John Howard Yardley

John Howard Yardley (Baltimore Sun / December 13, 2011)

Dr. John Howard "Jack" Yardley, former director of pathology at the Johns Hopkins University School of Medicine, who had also been associate dean for academic affairs, died Dec. 7 of a stroke at Gilchrist Hospice Care in Towson.

The longtime Roland Park resident was 85.

"For more than 50 years, John devoted his energies to research, patient care and teaching," Dr. Edward D. Miller, dean of the medical faculty and CEO of Johns Hopkins Medicine, wrote in an email to his medical school colleagues.

"One of the founding fathers of the field of gastrointestinal pathology, he made groundbreaking observations on Whipple's disease of the gastrointestinal tract and helped define the current classification system for neoplastic dysplasia in the colon and esophagus."

The son of a Republic Steel Co. executive and a homemaker, Dr. Yardley was born in Columbia, S.C. Due to the nature of his father's work, he was raised in Greenville, N.C., Birmingham, Ala., Houston and Cleveland, where he graduated in 1944 from Western Reserve High School.

From 1944 to 1946, he served in the Navy as an electrician's mate.

He entered Birmingham-Southern College in Birmingham in 1946, from which he earned a bachelor's degree in chemistry three years later. He earned his medical degree in 1953 from the Johns Hopkins University School of Medicine.

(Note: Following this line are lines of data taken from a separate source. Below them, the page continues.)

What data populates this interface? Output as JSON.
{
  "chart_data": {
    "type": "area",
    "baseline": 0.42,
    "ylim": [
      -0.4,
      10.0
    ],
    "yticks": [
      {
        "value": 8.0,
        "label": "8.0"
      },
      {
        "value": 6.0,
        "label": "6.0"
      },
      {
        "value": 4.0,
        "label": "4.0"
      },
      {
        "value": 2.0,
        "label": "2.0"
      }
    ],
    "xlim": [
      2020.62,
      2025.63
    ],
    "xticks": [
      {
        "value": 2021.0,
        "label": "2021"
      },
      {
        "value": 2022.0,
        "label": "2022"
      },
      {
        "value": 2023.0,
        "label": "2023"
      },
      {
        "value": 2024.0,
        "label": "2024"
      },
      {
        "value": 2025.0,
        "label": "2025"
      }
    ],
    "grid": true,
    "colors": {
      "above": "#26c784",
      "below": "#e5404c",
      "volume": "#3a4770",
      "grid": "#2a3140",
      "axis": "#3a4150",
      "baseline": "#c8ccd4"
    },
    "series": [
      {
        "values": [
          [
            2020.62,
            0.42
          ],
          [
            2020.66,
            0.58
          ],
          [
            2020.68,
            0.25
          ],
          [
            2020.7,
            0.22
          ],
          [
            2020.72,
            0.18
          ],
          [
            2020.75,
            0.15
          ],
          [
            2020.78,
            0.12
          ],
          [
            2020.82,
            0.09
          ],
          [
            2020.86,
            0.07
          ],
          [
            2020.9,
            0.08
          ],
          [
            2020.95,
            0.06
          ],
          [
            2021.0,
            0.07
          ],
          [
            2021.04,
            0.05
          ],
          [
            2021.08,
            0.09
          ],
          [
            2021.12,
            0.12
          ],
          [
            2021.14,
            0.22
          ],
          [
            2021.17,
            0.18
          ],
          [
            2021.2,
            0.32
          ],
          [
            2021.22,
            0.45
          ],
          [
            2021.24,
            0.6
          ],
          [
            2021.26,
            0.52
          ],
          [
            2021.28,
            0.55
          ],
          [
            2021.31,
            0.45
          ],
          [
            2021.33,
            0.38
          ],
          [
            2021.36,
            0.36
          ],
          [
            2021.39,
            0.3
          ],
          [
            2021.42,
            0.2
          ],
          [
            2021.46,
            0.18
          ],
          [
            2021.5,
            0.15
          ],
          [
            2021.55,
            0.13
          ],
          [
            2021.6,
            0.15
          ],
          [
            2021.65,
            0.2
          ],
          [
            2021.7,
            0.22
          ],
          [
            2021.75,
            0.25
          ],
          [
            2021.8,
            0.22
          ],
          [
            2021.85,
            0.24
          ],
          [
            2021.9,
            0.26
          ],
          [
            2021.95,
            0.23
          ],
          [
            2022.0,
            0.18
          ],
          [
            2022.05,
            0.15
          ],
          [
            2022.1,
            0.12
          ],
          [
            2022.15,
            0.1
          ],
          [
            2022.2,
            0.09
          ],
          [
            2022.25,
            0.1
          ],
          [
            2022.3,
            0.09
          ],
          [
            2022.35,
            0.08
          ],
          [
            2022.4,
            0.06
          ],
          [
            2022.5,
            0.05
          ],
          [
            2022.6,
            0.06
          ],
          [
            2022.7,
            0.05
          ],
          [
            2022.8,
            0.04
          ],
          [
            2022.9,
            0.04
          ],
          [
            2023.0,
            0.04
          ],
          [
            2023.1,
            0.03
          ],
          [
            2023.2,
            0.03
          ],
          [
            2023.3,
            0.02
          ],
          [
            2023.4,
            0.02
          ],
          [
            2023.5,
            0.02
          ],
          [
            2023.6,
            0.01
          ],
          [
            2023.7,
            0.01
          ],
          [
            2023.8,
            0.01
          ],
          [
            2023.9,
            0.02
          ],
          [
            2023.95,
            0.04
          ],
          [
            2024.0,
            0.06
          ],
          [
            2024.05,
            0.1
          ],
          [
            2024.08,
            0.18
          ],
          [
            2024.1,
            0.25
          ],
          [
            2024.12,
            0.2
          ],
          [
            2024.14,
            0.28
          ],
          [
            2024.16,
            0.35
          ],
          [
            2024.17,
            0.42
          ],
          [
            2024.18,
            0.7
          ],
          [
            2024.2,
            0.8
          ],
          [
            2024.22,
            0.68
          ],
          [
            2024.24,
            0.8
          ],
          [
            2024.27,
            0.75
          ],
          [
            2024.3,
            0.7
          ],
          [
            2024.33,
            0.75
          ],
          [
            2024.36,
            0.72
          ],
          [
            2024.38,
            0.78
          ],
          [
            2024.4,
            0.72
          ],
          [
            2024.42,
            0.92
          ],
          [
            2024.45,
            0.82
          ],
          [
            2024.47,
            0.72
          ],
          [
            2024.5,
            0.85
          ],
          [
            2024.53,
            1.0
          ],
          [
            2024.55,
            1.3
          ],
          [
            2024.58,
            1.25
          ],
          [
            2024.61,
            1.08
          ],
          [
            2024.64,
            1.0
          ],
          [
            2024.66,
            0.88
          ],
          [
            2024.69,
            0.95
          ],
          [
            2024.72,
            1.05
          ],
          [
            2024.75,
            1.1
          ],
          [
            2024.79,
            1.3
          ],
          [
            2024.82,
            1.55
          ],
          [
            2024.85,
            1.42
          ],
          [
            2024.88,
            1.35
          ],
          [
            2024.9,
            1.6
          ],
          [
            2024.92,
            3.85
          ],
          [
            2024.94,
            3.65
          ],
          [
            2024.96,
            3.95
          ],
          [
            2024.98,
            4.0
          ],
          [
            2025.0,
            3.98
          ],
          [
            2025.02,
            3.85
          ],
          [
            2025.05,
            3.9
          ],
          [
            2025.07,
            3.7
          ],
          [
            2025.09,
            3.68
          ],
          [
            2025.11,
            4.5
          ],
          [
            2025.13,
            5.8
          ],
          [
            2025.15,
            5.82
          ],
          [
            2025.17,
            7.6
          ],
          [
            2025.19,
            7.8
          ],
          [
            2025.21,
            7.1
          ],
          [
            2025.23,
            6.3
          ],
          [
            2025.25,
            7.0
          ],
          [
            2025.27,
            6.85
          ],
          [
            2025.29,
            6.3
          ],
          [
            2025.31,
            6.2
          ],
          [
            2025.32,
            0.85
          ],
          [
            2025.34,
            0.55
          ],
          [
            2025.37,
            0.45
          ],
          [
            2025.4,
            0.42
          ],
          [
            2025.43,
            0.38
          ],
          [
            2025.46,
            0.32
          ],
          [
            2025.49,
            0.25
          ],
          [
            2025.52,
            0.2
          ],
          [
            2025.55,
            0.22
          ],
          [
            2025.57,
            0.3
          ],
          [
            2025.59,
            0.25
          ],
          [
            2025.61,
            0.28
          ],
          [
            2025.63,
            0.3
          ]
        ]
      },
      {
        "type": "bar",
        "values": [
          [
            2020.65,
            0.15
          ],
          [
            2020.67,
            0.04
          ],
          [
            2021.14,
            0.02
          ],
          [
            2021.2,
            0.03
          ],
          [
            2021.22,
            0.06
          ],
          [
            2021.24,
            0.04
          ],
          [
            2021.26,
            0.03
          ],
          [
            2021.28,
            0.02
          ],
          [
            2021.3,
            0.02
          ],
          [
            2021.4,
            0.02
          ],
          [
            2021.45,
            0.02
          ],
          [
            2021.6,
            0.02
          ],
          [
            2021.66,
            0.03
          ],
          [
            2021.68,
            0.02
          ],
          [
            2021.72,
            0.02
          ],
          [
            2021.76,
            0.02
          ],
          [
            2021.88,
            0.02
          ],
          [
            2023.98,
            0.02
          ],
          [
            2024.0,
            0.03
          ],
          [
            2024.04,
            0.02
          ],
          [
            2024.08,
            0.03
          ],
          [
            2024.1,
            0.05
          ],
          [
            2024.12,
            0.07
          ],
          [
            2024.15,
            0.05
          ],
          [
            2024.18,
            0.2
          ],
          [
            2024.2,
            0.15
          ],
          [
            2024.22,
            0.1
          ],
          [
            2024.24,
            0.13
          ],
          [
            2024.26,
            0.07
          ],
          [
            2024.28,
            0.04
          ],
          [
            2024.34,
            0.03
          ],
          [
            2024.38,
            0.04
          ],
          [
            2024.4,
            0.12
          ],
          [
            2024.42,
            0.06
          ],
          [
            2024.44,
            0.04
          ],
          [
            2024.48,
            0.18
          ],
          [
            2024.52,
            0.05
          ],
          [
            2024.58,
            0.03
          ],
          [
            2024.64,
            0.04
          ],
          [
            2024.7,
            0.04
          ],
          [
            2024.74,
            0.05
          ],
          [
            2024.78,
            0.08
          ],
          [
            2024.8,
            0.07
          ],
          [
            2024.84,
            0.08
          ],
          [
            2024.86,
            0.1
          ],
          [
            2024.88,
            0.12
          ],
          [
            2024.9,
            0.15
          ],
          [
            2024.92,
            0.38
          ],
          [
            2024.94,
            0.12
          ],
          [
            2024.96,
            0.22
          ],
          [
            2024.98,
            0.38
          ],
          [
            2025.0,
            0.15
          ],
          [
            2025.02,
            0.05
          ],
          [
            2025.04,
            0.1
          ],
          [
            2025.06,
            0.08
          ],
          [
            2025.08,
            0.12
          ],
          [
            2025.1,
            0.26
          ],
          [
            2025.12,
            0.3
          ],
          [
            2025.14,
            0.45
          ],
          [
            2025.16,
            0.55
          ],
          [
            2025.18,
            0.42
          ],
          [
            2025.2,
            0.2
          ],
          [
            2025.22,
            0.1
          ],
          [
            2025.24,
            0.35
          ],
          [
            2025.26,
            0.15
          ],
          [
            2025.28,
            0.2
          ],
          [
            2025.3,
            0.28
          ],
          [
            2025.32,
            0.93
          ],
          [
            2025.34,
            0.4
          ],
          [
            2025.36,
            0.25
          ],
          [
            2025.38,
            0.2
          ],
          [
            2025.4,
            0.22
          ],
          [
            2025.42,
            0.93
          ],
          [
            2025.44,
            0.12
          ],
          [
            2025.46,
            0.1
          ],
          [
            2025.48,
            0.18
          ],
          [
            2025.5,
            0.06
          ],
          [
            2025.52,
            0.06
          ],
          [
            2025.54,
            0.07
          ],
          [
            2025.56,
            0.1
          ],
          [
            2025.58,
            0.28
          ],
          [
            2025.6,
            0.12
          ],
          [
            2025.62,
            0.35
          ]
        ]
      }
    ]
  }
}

From 1953 to 1954, he was an intern in internal medicine at Vanderbilt University Hospital, and returned to Baltimore in 1954, when he was named an assistant resident in pathology at Johns Hopkins Hospital.

He was chief resident of pathology at Hopkins from 1957 to 1958, and had served as associate pathologist from 1954 to 1955.

"There were so many facets to Jack. He was an extraordinary educator and was a leader in medical education both on the national and international level," said Dr. Ralph H. Hruban, director of the Sol Goldman Pancreatic Cancer Research Center at the Johns Hopkins University School of Medicine.

"He studied slides and took his time in making a diagnosis and often saw things others didn't. He loved the department and the university and those around him," said Dr. Hruban, who is also deputy director for programs and research in the pathology department at Hopkins. "He was an example to us all and made the department a much better place to work."

Dr. Hruban described his friend and colleague as a "Southern gentleman in the best sense of the word."

"He was soft-spoken and laid back and would put people at ease. He knew his facts and in conversation didn't try to dominate you. He'd kindly state the facts and would make substantial intellectual arguments," he said.

Dr. David Keren, who is clinical medical director of Warde Medical Laboratories in Ann Arbor, Mich., and clinical professor at the University of Michigan Medical School, was Dr. Yardley's first fellow.

"He was an incredible and amazing man. I was a resident at Hopkins from 1971 to 1975 and worked with him in many capacities during that time. Jack was always so supportive and such a unique character," said Dr. Keren.

"He had wonderful insight, a great sense of humor, compassion and was incredibly fair. And he taught us how to do these things," he said. "He also taught us how important it was to have laughter in the workplace and that we were to enjoy ourselves while doing our work."

Dr. Keren recalled his colleague as being a "patient teacher."

"Jack was so kind. His lectures were very clear. He took you through it so you understood pathology. He didn't talk at you, he gave you concepts and was always very supportive of his residents," he said.

In the 1960s, Dr. Yardley established the GI/Liver fellowship program to promote both research activities and the clinical training of talented pathologists who sought advanced training in gastrointestinal disease.